Smith estimates that nearly 1,500 toys, crafts and art supplies were given to kids and adults in need.
“We bring a lot of toys,” Smith said.
The event was part of Ashlee’s Toy Closet, a nonprofit started by Smith when she was 8 years old following the 2007 Angora Fire that started in Echo Lake and went through South Lake Tahoe.
“I’ve experienced house fires so I know how they felt,” Smith said.
Even if a house is saved from a fire, it can still suffer severe smoke damage resulting in the need to throw out things like toys, towels, or linens.
Smith said that can be hard for kids who return home and may not understand why they have to get rid of their things.
She went through a similar scenario in 2005 when she lost all of her toys in a house fire when she was 6.
“Due to major smoke damage, they made us get rid of everything,” Smith said.
When Smith saw the news about the Kincade Fire she knew she had to mobilize the toy drive and started collecting donations.
“We get big donations,” Smith said. Local groups in Reno and organizations like the Little League often give toys to her organization.

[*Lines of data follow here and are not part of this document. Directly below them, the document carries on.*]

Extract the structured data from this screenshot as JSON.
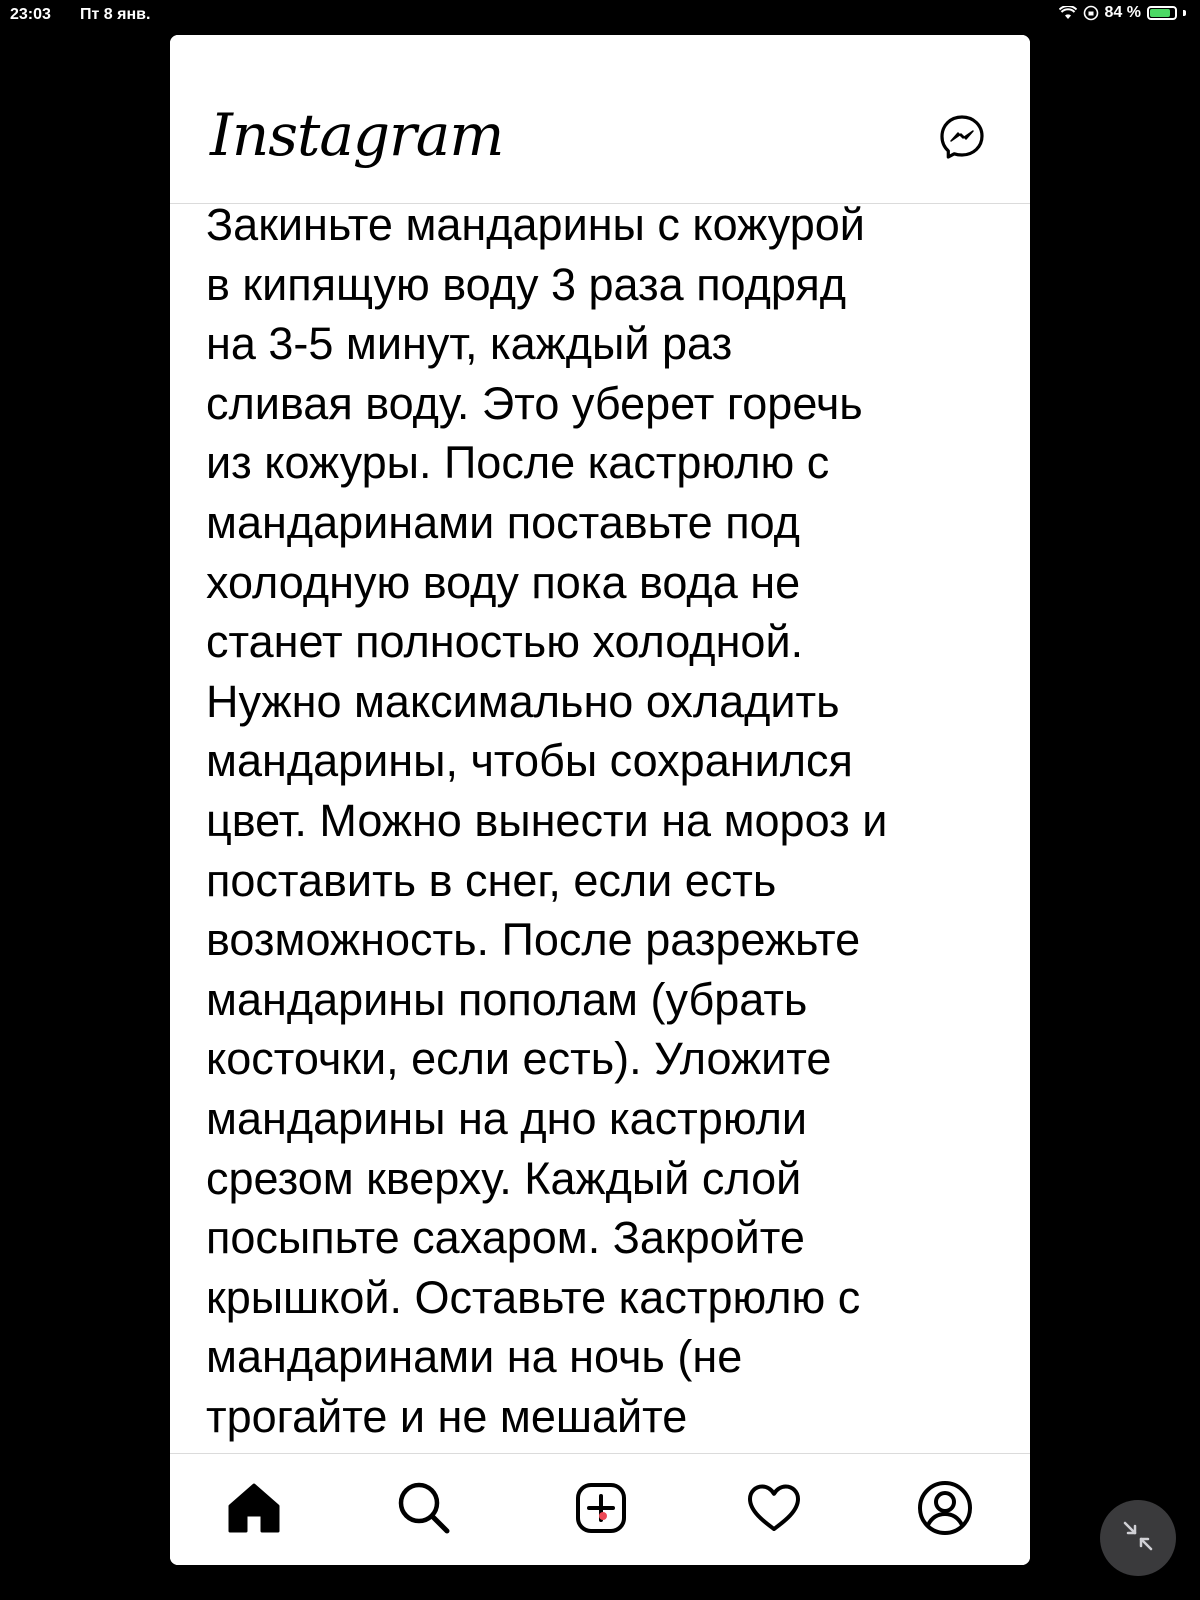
{
  "status_bar": {
    "time": "23:03",
    "date": "Пт 8 янв.",
    "battery": "84 %",
    "battery_level": 0.84,
    "icons": [
      "wifi-icon",
      "orientation-lock-icon",
      "battery-charging-icon"
    ]
  },
  "header": {
    "logo": "Instagram",
    "messenger_icon": "messenger-icon"
  },
  "post": {
    "lines": [
      "Закиньте мандарины с кожурой",
      "в кипящую воду 3 раза подряд",
      "на 3-5 минут, каждый раз",
      "сливая воду. Это уберет горечь",
      "из кожуры. После кастрюлю с",
      "мандаринами поставьте под",
      "холодную воду пока вода не",
      "станет полностью холодной.",
      "Нужно максимально охладить",
      "мандарины, чтобы сохранился",
      "цвет. Можно вынести на мороз и",
      "поставить в снег, если есть",
      "возможность. После разрежьте",
      "мандарины пополам (убрать",
      "косточки, если есть). Уложите",
      "мандарины на дно кастрюли",
      "срезом кверху. Каждый слой",
      "посыпьте сахаром. Закройте",
      "крышкой. Оставьте кастрюлю с",
      "мандаринами на ночь (не",
      "трогайте и не мешайте"
    ]
  },
  "bottom_nav": {
    "items": [
      "home-icon",
      "search-icon",
      "new-post-icon",
      "activity-heart-icon",
      "profile-icon"
    ],
    "notification_dot_color": "#ed4956"
  },
  "overlay": {
    "collapse_icon": "collapse-arrows-icon"
  }
}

She said the local Little League team gave around 200 to 300 toys for the Kincade Fire toy drive.
“We also have toy drop-off locations in Reno,” Smith said.
Once the donated toys were collected, Smith was able to get a truck on loan from a Reno car dealership. Smith and her mom borrowed a trailer and they hauled the toys up from Nevada to Healdsburg — a five-hour long trek.
Smith said the kids were all smiles when they came to the community center on Sunday morning. She recalled that one little boy was particularly excited about picking up a “Paw Patrol” helicopter.
She estimates that around 200 families came to pick out a toy.
In addition to traditional toys, they also brought items like arts and crafts sets and coloring books.
“We tried to accommodate older kids, too,” she said.
She said holding the giveaways are rewarding because while essentials like clothes, blankets and food are often the first items to be donated following a disaster, non-essentials like toys are often put on the back burner.
“It was so scary how quickly people lost their homes,” she said. “What struck me was how close it got.”
When Smith isn’t organizing toy drives she is working on her bachelor’s degree at the University of Nevada Reno, where she studies criminal justice.